The Conformer Encoder May Reverse the Time Dimension
Robin Schmitt, Albert Zeyer, Mohammad Zeineldeen, Ralf Schlüter, Hermann Ney
TL;DR
The paper investigates an unexpected time-dimension reversal in Conformer-based encoder–decoder models used for automatic speech recognition. It analyzes how cross-attention and late-stage self-attention dynamics can flip the encoder's time ordering, and it demonstrates that this behavior emerges in Conformer block ${10}$ due to dominant self-attention and weakened residual influence. The authors propose practical mitigation strategies, including employing a CTC auxiliary loss, delaying self-attention, or forcing center-frame attention, which stabilize training and prevent flipping. Additionally, they introduce a gradient-based method to derive label–frame alignments from the encoder inputs, showing competitive time-stamp accuracy and robust alignments even when flipping occurs.

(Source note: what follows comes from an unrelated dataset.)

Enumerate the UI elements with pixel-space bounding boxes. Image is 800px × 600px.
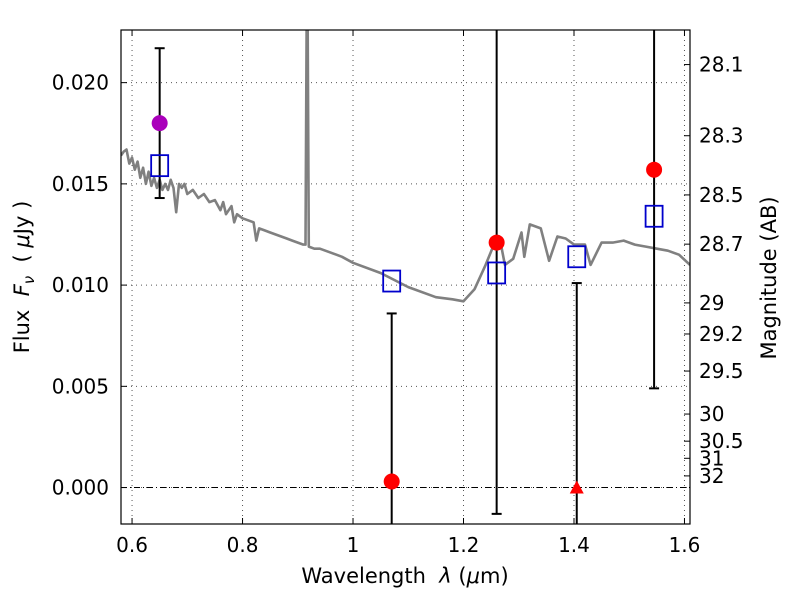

The work offers actionable guidance for training robust Conformer AED models and provides a novel tool for alignment extraction in ASR.
Abstract
We sometimes observe monotonically decreasing cross-attention weights in our Conformer-based global attention-based encoder-decoder (AED) models, Further investigation shows that the Conformer encoder reverses the sequence in the time dimension. We analyze the initial behavior of the decoder cross-attention mechanism and find that it encourages the Conformer encoder self-attention to build a connection between the initial frames and all other informative frames. Furthermore, we show that, at some point in training, the self-attention module of the Conformer starts dominating the output over the preceding feed-forward module, which then only allows the reversed information to pass through. We propose methods and ideas of how this flipping can be avoided and investigate a novel method to obtain label-frame-position alignments by using the gradients of the label log probabilities w.r.t. the encoder input frames.